By Kit Condill (REEES Librarian, University Library)
Despite the COVID-19 pandemic’s wide-ranging effects on academic year 2020-2021, the University Library has continued to make major REEES acquisitions in print and electronic formats, across a variety of disciplines. For example, Library users now have access to Brill's new Bibliography of the history and archaeology of Eastern Europe in the Middle Ages, an ambitious and highly-multilingual database of scholarship on the twenty countries situated between the Alps and the Urals, covering the time period from 500 to 1250 C.E. Twenty-four percent of the entries in the database are for Russian-language works, followed by English (12%), German (10%), Polish (9%), Bulgarian (9%), Hungarian (7%), Czech (5%), Romanian (4%), French (4%), and other languages, for a total of over 60,000 entries dating from the late 18th century to the present.
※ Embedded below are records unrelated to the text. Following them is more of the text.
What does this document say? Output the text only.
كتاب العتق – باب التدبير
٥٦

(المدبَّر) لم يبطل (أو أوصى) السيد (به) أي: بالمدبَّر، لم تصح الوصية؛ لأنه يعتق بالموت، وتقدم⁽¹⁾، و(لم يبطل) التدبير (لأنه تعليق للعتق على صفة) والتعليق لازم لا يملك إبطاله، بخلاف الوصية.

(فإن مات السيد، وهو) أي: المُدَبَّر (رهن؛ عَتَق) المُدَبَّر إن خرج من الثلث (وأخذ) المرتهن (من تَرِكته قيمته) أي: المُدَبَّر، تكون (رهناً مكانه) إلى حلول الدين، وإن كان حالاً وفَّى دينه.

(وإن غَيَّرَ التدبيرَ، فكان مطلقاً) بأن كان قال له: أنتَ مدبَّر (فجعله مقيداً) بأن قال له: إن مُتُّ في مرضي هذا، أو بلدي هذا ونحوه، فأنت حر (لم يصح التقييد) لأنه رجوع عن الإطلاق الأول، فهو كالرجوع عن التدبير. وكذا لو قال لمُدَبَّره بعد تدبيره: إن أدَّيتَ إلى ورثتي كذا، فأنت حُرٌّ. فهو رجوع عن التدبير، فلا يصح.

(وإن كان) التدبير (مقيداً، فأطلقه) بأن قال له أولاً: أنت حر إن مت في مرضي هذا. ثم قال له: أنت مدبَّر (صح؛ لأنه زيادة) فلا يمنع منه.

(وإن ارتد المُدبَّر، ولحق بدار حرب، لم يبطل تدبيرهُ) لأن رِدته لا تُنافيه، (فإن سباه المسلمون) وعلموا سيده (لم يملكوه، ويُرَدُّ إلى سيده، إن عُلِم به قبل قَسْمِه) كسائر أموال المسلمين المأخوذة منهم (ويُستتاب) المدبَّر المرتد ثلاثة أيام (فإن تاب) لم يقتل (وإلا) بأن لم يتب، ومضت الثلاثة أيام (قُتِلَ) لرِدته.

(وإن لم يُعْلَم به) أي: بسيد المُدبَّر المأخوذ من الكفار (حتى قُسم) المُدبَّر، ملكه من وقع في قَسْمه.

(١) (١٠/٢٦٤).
Given the international geopolitical situation, the Library also now subscribes to East View’s Universal Database of Russian Military and Security Periodicals, which provides access to the searchable full text of over 80 Russian- and English-language journals on military topics dating back as far as 1992. For historians, gender studies scholars, and others, the searchable full text of every issue of the Soviet propaganda publication Soviet Woman (1945-1991) and the long-running Russian newspaper Gudok (1918-2019) are now also available through East View. And the Library has continued its subscription to the world’s largest Russian-language database, Integrum, which provides full-text access to millions of documents from Russian news services, the popular press, and websites from across the former Soviet Union via its Artefact interface.
Finally, over the course of the spring semester East View will be rolling out its new multilingual Jewish Studies Research Collection, which includes the searchable full text of the personal dossiers of Jewish emigrants from Soviet Ukraine (1926-1930), archival materials relating to Ukrainian Jewish charitable societies (1857-1929), nearly 18,000 pages of materials from the Kyiv chapter of the Russian Empire’s Society for the Propagation of Education among Jews (1850-1919), and much more. The University of Illinois Library was the first in the country to purchase this important new research tool.
Kit Condill is a Russian, East European, and Eurasian Studies Librarian at the University Library at the University of Illinois Urbana-Champaign.